Des photos d’animaux!!!

Chose promise, chose due. Je mets enfin en ligne mes photos de safari. Vous allez voir qu’il y a beaucoup de girafes, mais elles sont belles les girafes. Je n’ai vu aucun gros félin… Ça veut dire que je suis obligée de faire un autre safari un jour.

Vin d’ananas

Les dernières semaines ont été intenses. Travail, travail, travail. J’investis la majorité de mon temps à terminer ma collecte de données. Je termine aujourd’hui, la veille de mon départ! Ce n’était pas mon plan initial, mais faire de la recherche sur le terrain comporte son lot de surprises… Alors plutôt que d’aller faire une randonnée de quelques jours dans le sud-ouest du pays comme j’avais prévu, j’ai plutôt fait des activités pas trop longues et pas trop loin avec les assistants de terrain. Et c’est bien comme ça. Étant ici depuis quelques mois, j’ai davantage envie de vivre des expériences plus ougandaises que touristiques. En voici une.

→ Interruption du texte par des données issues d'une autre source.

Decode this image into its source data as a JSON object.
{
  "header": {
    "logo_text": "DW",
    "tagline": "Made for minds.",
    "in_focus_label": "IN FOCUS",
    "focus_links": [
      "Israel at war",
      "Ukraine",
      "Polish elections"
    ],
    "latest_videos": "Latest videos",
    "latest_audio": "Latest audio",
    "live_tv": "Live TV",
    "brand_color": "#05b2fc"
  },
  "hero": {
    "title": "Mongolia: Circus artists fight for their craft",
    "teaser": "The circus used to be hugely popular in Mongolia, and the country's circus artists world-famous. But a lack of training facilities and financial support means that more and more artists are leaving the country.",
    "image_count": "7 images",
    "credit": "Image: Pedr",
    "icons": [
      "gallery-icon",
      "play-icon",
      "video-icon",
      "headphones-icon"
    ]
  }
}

Le vin d’ananas est une spécialité locale. On n’en parle pas dans mon guide touristique mais les Ougandais en consomment beaucoup (du moins dans la région où je me trouve). C’est beaucoup moins cher que d’acheter des bières ou du waraji (un gin à base de millet). Et le meilleur vin d’ananas de la région est préparé par une vieille dame de Luvule. Je suis allée la visiter avec Hillary et les gars.

Cette vieille dame, Naliciba, ne s’est jamais mariée et n’a pas d’enfants. Puisqu’elle prépare si bien le vin d’ananas et qu’elle est accueillante, elle s’est créée un autre genre de famille. Il y a toujours plein de gens (majoritairement des hommes) qui viennent prendre un verre (ou plusieurs) chez elle. Et ces hommes l’ont en quelque sorte prise en charge. Elle ne manque de rien. À l’occasion, l’un réparera un banc brisé, un autre entretiendra son terrain, d’autres lui apporteront une pièce de viande ou d’autres provisions. Quand on l’a visitée, on a acheté des côtes de porc qu’on a fait cuire sur feu de bois. C’était délicieux. Et le vin l’était aussi.

Équipe poissons! Mutebe, Sseguya, ma face rouge (coup de soleil ou trop de vin, on sait pas trop) et Kiberu

Équipe poissons! Mutebe, Sseguya, ma face rouge (coup de soleil ou trop de vin, on sait pas trop) et Kiberu

On a passé au moins 5 heures là-bas à pratiquer notre Luganda, jaser, rire, boire et manger. J’ai aussi fait pleurer un petit garçon, bien malgré moi… J’étais la première blanche qu’il voyait de sa vie. (Ça change de mes expériences précédentes avec les enfants ici! Je comparerais ça un peu au Père Noël ou à des clowns : la première rencontre fait peur, ensuite on est intrigué par leur différence, et ensuite on les aime bien.)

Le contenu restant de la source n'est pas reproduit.